While still nascent, the data being generated by African healthtech startups digitizing supply chains and service delivery holds enormous promise. Reliable, granular, low-cost data from startups could play a transformative role in optimizing resource allocation, responding to emerging pandemics, strengthening supply chain resiliency, hastening new product introduction, and more. Four ideas to grow the nascent markets for data-as-a-service emerged in discussion:  

1. Demonstrate Clear Return on Investment, in the Language of Customers 

Executives noted that startups that can develop compelling, ROI-driven use cases that show how actionable insights directly reduce costs, improve procurement efficiency, reduce stockouts, or enhance patient outcomes are going to be best positioned to succeed.  

2. Standardize Data Governance

Executives noted that establishing clear, standardized policies on data sovereignty, privacy, and sharing protocols across regions and the continent can help grow the market of providers building data systems.
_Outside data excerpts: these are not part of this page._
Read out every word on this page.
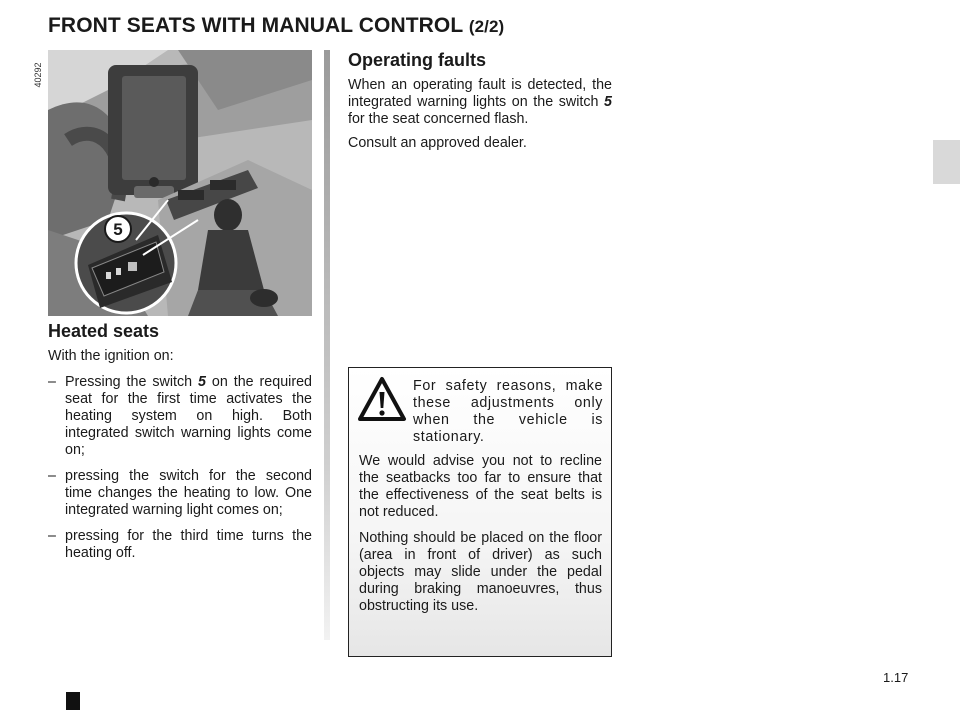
FRONT SEATS WITH MANUAL CONTROL (2/2)
40292
5
Heated seats
With the ignition on:
– Pressing the switch 5 on the required seat for the first time activates the heating system on high. Both integrated switch warning lights come on;
– pressing the switch for the second time changes the heating to low. One integrated warning light comes on;
– pressing for the third time turns the heating off.
Operating faults
When an operating fault is detected, the integrated warning lights on the switch 5 for the seat concerned flash.
Consult an approved dealer.
For safety reasons, make these adjustments only when the vehicle is stationary.
We would advise you not to recline the seatbacks too far to ensure that the effectiveness of the seat belts is not reduced.
Nothing should be placed on the floor (area in front of driver) as such objects may slide under the pedal during braking manoeuvres, thus obstructing its use.
1.17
Standardized policies will enable the private sector to build systems for larger markets and ease the process of integrating into national systems. 

3. Adapt Business Models & Design Contracts That Protect Value

Startups interested in expanding into public sectors would need to adapt business models to the purchasing structures of donors and governments, which can be very expensive and risky. On the flip side, public buyers could adjust contracting structures by, for example, offering time-bound exclusivity arrangements or longer-term vendor contracts. Enabling some flexibility in contracting can help make partnerships more feasible for commercial players to sign.  
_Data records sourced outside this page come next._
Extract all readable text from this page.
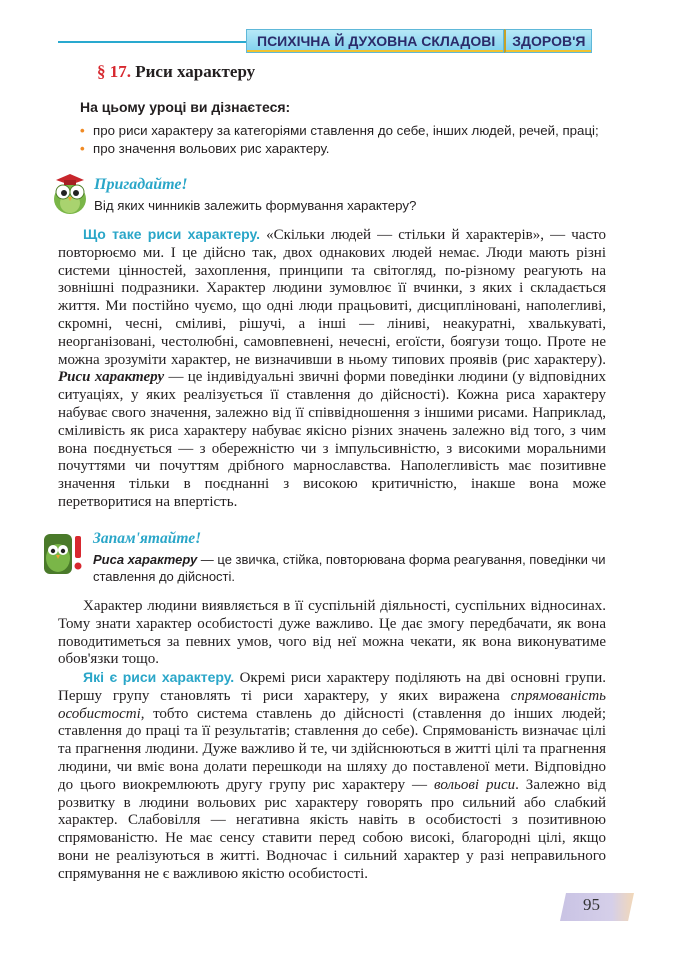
ПСИХІЧНА Й ДУХОВНА СКЛАДОВІ	ЗДОРОВ'Я
§ 17. Риси характеру
На цьому уроці ви дізнаєтеся:
• про риси характеру за категоріями ставлення до себе, інших людей, речей, праці;
• про значення вольових рис характеру.
Пригадайте!
Від яких чинників залежить формування характеру?

Що таке риси характеру. «Скільки людей — стільки й характерів», — часто повторюємо ми. І це дійсно так, двох однакових людей немає. Люди мають різні системи цінностей, захоплення, принципи та світогляд, по-різному реагують на зовнішні подразники. Характер людини зумовлює її вчинки, з яких і складається життя. Ми постійно чуємо, що одні люди працьовиті, дисципліновані, наполегливі, скромні, чесні, сміливі, рішучі, а інші — ліниві, неакуратні, хвалькуваті, неорганізовані, честолюбні, самовпевнені, нечесні, егоїсти, боягузи тощо. Проте не можна зрозуміти характер, не визначивши в ньому типових проявів (рис характеру). Риси характеру — це індивідуальні звичні форми поведінки людини (у відповідних ситуаціях, у яких реалізується її ставлення до дійсності). Кожна риса характеру набуває свого значення, залежно від її співвідношення з іншими рисами. Наприклад, сміливість як риса характеру набуває якісно різних значень залежно від того, з чим вона поєднується — з обережністю чи з імпульсивністю, з високими моральними почуттями чи почуттям дрібного марнославства. Наполегливість має позитивне значення тільки в поєднанні з високою критичністю, інакше вона може перетворитися на впертість.

Запам'ятайте!
Риса характеру — це звичка, стійка, повторювана форма реагування, поведінки чи ставлення до дійсності.

Характер людини виявляється в її суспільній діяльності, суспільних відносинах. Тому знати характер особистості дуже важливо. Це дає змогу передбачати, як вона поводитиметься за певних умов, чого від неї можна чекати, як вона виконуватиме обов'язки тощо.

Які є риси характеру. Окремі риси характеру поділяють на дві основні групи. Першу групу становлять ті риси характеру, у яких виражена спрямованість особистості, тобто система ставлень до дійсності (ставлення до інших людей; ставлення до праці та її результатів; ставлення до себе). Спрямованість визначає цілі та прагнення людини. Дуже важливо й те, чи здійснюються в житті цілі та прагнення людини, чи вміє вона долати перешкоди на шляху до поставленої мети. Відповідно до цього виокремлюють другу групу рис характеру — вольові риси. Залежно від розвитку в людини вольових рис характеру говорять про сильний або слабкий характер. Слабовілля — негативна якість навіть в особистості з позитивною спрямованістю. Не має сенсу ставити перед собою високі, благородні цілі, якщо вони не реалізуються в житті. Водночас і сильний характер у разі неправильного спрямування не є важливою якістю особистості.

95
4. Foster Long-Term Demand & Integrate Data into Decision-Making

For governments to purchase data, they may need additional capacity to price data-as-a-service, procure the data, protect it, analyze it, and use it to inform decision-making. This may require investments in data literacy, procurement reform, budget and pricing, and cross-agency coordination to fully embed data into routine decision-making. 

As health markets become increasingly digitized, AI develops, and computing power grows, we’re excited to see new models for collecting, aggregating, analyzing, and using health data to power patient impact grow.